Luckily, many people who took the stage last night ignored the host, using their stage time to address the tragic bushfires currently ravaging Australia. And a few of those actors, including Joaquin Phoenix, Russell Crowe, and Cate Blanchett, made sure to mention the link between the fires and the climate crisis.
Russell Crowe, who grew up in Australia, was awarded a Golden Globe for Best Performance by an Actor in a Limited Series or a Motion Picture Made for Television for his portrayal of Roger Ailes in The Loudest Voice. He could not attend the award show because he was in Australia with family members who were affected by the bushfires. Presenter Jennifer Aniston accepted the award on his behalf by reading a short speech he sent in.
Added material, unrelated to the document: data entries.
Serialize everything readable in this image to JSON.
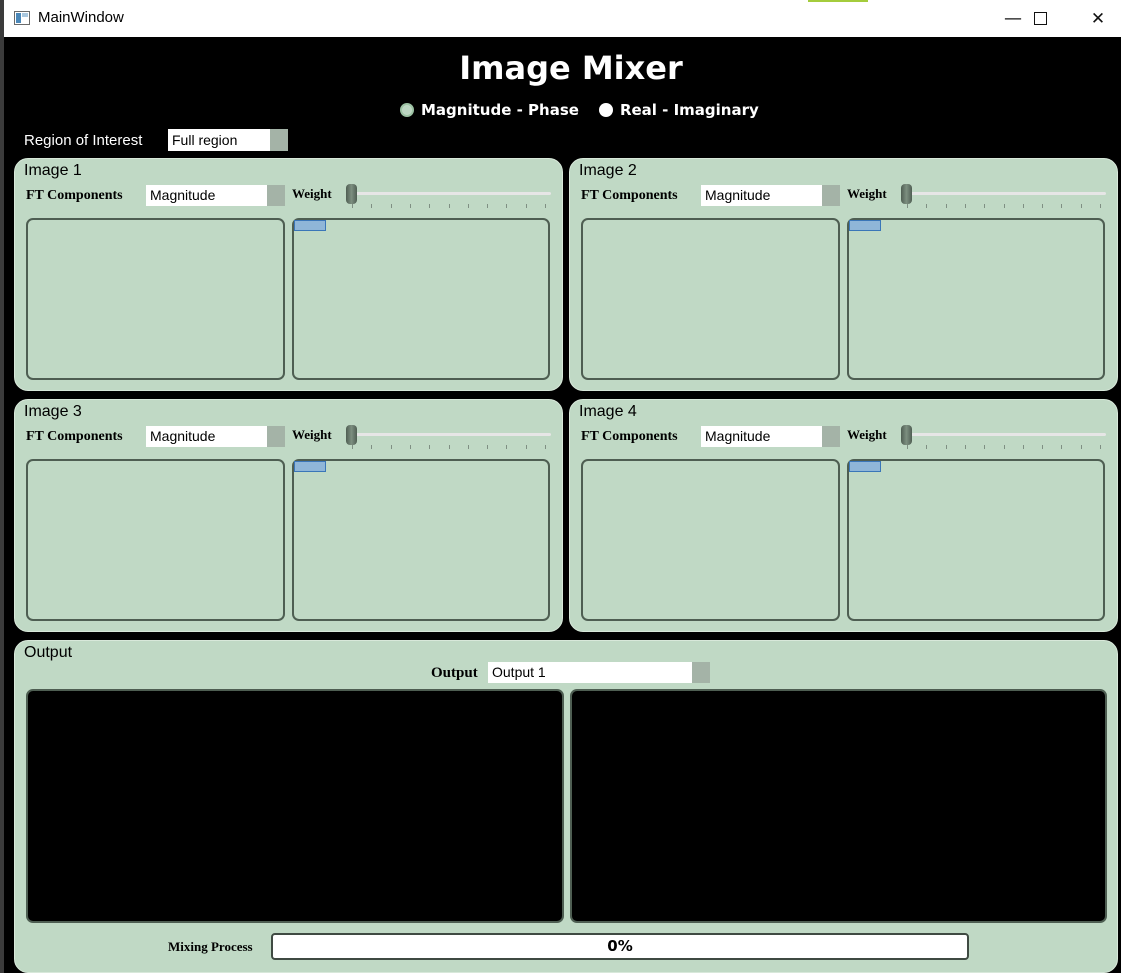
{
  "window": {
    "title": "MainWindow",
    "minimize_glyph": "—",
    "maximize_glyph": "☐",
    "close_glyph": "✕"
  },
  "app": {
    "title": "Image Mixer",
    "modes": [
      {
        "label": "Magnitude - Phase",
        "checked": true
      },
      {
        "label": "Real - Imaginary",
        "checked": false
      }
    ],
    "region": {
      "label": "Region of Interest",
      "value": "Full region"
    }
  },
  "images": [
    {
      "title": "Image 1",
      "ft_label": "FT Components",
      "ft_value": "Magnitude",
      "weight_label": "Weight",
      "weight": 0
    },
    {
      "title": "Image 2",
      "ft_label": "FT Components",
      "ft_value": "Magnitude",
      "weight_label": "Weight",
      "weight": 0
    },
    {
      "title": "Image 3",
      "ft_label": "FT Components",
      "ft_value": "Magnitude",
      "weight_label": "Weight",
      "weight": 0
    },
    {
      "title": "Image 4",
      "ft_label": "FT Components",
      "ft_value": "Magnitude",
      "weight_label": "Weight",
      "weight": 0
    }
  ],
  "output": {
    "title": "Output",
    "selector_label": "Output",
    "selector_value": "Output 1",
    "mixing_label": "Mixing Process",
    "progress_text": "0%",
    "progress": 0
  },
  "colors": {
    "panel_bg": "#c0d9c5",
    "window_bg": "#000000",
    "roi_selection": "#8fb6d8"
  }
}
“Make no mistake — the tragedy unfolding in Australia is climate change-based,” read Crowe's speech. “We need to act based on science, move our global workforce to renewable energy, and respect our planet for the unique and amazing place it is. That way, we all have a future. Thank you.”
Australian actress Cate Blanchett did not take home a Golden Globe last night, but she used her stage time while presenting an award to mention how the fires are part of "a climate disaster."
“There are a lot of Australians in the room tonight. I know we are all very grateful for the call-outs to our fellow compatriots who are suffering under the bushfires, so thank you," she said. “I wanted to do a special call-out to the volunteer firefighters who have been at the center of battling the climate disaster that is facing Australia. And of course, when one country faces a climate disaster, we all face a climate disaster, so we’re in it together, so thank you very much.”
And when Joaquin Phoenix accepted the award for Best Performance by an Actor in a Motion Picture for his role in Joker, he opened his speech by commenting on HFPA's decision to make all meals served to the 1,300 dining room guests at the Golden Globes this year completely vegan, which was done in response to the climate crisis. "First I'd like to thank the Hollywood Foreign Press [Association] for recognizing and acknowledging the link between animal agriculture and climate change," Phoenix said upon taking the stage. "It is a very bold move making tonight plant-based, and it really sends a powerful message."
Towards the end of his speech, Phoenix brought up the climate crisis again, this time noting its ties to the fires in Australia. "Contrary to popular belief, I don't want to rock the boat. But the boat is f**cking rocked," Phoenix said. "It's really nice that so many people have come up and sent their well wishes to Australia but we have to do more than that, right?"
He then acknowledged that while people's well wishes were a "beautiful gesture," there are powerful actions we can all take on an individual level, such as eschewing private jets and eating vegan. "Hopefully, we can be unified and actually make some changes. It's great to vote, but sometimes we have to take that responsibility on ourselves and make changes and sacrifices in our own lives," Phoenix told the audience. "And I hope that we can do that. We don't have to take private jets to Palm Springs for the awards ... And I'll try to do better, and I hope you do too."
Phoenix is a longtime vegan — he and his siblings made the choice to stop eating animal products when Phoenix was just 3 years old — and he often uses his platform to advocate for the vegan lifestyle, for both the protection of animals and the planet. “Animal agriculture is the third leading cause of climate change, uses 70 percent of the [planet's fresh]water ... The statistics are staggering and I think we’re coming to a point now where the evidence is irrefutable and undeniable,” Phoenix said in the press room after accepting his award, as People reported. “I think now using animal products is no longer just a personal choice, it is having a drastic consequence on the rest of the world and all of us so I think it was incredibly brave and compassionate of the HFPA to make that bold decision and I really commend them for that.”